Desde o século 19, paleontologistas vêm enfrentando dificuldades para compreender de que maneira os neandertais se relacionam a nós. Fósseis mostram que eles eram distintos anatomicamente, com testas avantajadas, corpos robustos e outros traços sutis que nos faltam.

Os ossos mais antigos de espécimes semelhantes aos neandertais foram achados na caverna espanhola Sima de los Huesos e foram datados de 430 mil anos atrás. Restos mais recentes dos neandertais, de cerca de 100 mil anos atrás, foram encontrados espalhados por toda a Europa e em uma faixa que se estende até o sul da Sibéria.

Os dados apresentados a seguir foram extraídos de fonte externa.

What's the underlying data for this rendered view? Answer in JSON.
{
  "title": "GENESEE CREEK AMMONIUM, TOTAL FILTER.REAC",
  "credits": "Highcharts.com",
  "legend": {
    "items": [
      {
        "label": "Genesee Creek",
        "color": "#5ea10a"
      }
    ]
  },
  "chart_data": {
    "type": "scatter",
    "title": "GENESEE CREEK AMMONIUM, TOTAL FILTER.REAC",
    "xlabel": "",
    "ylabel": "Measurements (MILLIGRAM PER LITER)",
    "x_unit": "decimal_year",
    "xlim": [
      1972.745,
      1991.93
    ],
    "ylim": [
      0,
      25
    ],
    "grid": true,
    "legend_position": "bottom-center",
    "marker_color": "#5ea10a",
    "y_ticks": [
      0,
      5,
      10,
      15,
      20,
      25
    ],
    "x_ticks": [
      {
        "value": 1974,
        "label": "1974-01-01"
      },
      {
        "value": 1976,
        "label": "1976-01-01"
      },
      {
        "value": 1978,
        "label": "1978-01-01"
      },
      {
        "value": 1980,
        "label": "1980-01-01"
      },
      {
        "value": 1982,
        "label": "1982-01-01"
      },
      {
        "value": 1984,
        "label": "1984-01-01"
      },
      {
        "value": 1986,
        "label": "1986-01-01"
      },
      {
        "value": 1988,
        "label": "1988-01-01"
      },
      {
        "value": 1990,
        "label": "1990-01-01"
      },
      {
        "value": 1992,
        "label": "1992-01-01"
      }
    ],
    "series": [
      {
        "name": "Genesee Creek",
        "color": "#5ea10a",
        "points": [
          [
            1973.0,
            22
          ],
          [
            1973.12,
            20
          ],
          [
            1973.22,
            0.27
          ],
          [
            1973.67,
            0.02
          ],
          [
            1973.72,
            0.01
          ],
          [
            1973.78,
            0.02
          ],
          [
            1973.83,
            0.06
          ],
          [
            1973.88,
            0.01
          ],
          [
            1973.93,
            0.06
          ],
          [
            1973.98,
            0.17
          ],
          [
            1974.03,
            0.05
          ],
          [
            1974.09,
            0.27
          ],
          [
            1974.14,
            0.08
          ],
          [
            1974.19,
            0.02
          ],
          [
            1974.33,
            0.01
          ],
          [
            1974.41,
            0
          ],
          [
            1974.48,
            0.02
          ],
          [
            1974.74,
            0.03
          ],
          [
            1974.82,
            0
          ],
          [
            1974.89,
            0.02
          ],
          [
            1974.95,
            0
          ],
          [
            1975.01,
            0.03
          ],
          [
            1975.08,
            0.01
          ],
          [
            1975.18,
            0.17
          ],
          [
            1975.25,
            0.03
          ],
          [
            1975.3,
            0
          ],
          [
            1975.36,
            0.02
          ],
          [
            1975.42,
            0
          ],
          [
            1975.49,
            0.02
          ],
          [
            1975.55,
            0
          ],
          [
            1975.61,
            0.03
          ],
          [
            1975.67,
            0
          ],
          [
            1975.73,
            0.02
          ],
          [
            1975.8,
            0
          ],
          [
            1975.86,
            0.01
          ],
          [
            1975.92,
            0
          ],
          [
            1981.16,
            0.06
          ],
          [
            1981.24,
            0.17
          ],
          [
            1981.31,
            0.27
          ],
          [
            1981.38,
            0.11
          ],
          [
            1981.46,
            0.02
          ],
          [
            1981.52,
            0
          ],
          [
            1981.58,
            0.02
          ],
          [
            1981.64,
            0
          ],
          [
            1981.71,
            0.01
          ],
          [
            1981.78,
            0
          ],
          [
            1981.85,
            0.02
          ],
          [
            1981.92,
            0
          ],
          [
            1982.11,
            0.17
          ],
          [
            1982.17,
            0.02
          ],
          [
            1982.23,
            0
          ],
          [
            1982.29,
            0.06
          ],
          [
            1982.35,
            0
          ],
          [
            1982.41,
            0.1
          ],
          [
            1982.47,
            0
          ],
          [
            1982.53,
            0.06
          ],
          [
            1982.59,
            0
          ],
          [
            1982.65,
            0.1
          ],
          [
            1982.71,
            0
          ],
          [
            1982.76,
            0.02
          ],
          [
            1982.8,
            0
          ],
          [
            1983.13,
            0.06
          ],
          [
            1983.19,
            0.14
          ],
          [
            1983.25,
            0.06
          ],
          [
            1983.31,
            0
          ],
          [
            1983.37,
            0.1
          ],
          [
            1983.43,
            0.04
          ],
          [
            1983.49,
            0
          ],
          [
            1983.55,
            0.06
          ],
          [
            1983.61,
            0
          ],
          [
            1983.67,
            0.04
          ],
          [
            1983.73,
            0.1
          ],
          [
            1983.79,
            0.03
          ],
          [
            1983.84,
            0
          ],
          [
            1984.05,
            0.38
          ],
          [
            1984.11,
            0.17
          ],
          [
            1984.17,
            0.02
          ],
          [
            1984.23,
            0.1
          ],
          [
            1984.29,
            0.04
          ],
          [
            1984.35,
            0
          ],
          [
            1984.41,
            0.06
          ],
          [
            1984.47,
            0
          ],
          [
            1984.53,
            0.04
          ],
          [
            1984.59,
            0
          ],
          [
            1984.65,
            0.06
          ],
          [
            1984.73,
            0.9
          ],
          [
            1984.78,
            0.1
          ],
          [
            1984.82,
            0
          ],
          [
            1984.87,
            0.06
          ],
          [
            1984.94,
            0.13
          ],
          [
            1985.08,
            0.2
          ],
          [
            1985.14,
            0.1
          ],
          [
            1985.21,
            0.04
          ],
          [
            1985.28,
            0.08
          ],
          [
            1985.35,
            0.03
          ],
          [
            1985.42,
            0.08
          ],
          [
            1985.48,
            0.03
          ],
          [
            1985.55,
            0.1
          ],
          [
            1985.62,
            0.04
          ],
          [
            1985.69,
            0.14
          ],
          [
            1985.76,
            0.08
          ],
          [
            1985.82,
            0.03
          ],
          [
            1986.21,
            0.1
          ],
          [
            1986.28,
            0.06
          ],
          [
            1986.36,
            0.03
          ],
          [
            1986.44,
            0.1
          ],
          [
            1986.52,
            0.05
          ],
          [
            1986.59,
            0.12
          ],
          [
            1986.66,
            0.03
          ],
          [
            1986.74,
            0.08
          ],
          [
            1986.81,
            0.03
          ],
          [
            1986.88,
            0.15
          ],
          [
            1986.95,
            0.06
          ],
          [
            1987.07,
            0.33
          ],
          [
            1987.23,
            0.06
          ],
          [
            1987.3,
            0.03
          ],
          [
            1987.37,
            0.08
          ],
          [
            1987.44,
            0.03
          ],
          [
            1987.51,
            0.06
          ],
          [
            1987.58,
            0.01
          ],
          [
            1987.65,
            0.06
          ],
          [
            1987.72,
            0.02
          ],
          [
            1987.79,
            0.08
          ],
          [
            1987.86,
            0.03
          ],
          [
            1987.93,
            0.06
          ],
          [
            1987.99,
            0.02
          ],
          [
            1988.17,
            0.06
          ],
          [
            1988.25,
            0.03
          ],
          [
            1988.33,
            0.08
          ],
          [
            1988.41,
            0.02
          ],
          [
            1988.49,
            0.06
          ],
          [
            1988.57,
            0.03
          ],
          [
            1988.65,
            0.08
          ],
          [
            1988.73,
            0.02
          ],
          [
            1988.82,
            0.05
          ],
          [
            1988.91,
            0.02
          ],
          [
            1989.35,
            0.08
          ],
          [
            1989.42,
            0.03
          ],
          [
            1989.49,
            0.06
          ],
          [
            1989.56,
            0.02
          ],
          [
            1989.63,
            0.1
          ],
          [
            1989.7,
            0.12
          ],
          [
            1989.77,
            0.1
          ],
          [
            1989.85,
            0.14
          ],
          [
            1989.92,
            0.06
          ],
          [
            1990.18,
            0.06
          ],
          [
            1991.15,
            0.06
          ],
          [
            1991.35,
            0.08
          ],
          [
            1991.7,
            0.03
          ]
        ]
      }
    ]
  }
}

Então, 40 mil anos atrás, os neandertais desaparecem do registro fóssil.

Quando era aluno de pós-graduação, na metade dos anos 2000, Krause trabalhou junto a diversos museus para realizar sondagens em fósseis de neandertais. Em alguns deles, ele e os colegas conseguiram achar fragmentos de DNA que puderam estudar.

Os cientistas que estudam genes antigos buscam duas espécies de material genético. A vasta maioria de nossos genes fica no núcleo das células. Herdamos o DNA nuclear de nossos dois progenitores.

Mas também carregamos um pequeno volume de DNA nas usinas que geram combustível em nossas células, as mitocôndrias. O DNA mitocondrial é herdado apenas do lado materno, porque o espermatozoide do pai destrói seu DNA mitocondrial durante a fertilização.

Agora, Krause e seus colegas descobriram novas amostras de DNA neandertal que podem resolver alguns mistérios. Em 2013, um de seus orientandos de pós-doutorado, Cosimo Posth, examinou um fóssil neandertal encontrado em 1937 na caverna alemã de Hohlenstein-Stadel.

Ele conseguiu reconstruir o DNA mitocondrial do fóssil e estimou que ele tivesse 120 mil anos de idade e, mais importante, que pertencesse a um ramo com longo histórico, na árvore genealógica dos neandertais. Ele e os colegas determinaram que todos os neandertais conhecidos herdaram seu DNA mitocondrial de um ancestral que viveu 270 mil anos atrás.

Todos os dados apontam para uma sequência de acontecimentos que poderia resolver o enigma que aflige Krause há tanto tempo.

Antes, os ancestrais comuns dos neandertais e dos homens de Denisova, de uma caverna siberiana, se espalharam pela Europa e Ásia mais de meio milhão de anos atrás. Gradualmente, a população do oeste e a do leste se separaram, geneticamente.

No leste, os ancestrais se tornaram homens de Denisova. No oeste, se tornaram neandertais.

Em algum momento anterior a 270 mil anos atrás, seres humanos provenientes da África e geneticamente muito próximos a nós emigraram para a Europa e se miscigenaram com os neandertais. O DNA deles foi incorporado ao pool genético neandertal.

Posth disse que é possível que os primeiros membros de nossa espécie tenham emigrado da África do Norte para a Europa. Um sustentáculo dessa ideia é a descoberta, reportada no mês passado, de fósseis de Homo sapiens datados de 300 mil anos atrás, no Marrocos.

Mas Posth disse que era cedo demais para descartar outra possibilidade: a de que esses emigrantes pertenciam a outra espécie africana estreitamente aparentada a nós que os cientistas até agora não documentaram.

O DNA mais revelador agora pode vir das montanhas do Marrocos. Lá, cientistas talvez consigam encontrar genes de espécimes mais antigos de Homo sapiens, que poderão ser comparados aos dos neandertais.

"São coisas que eu jamais imaginaria possíveis cinco anos atrás", disse Krause.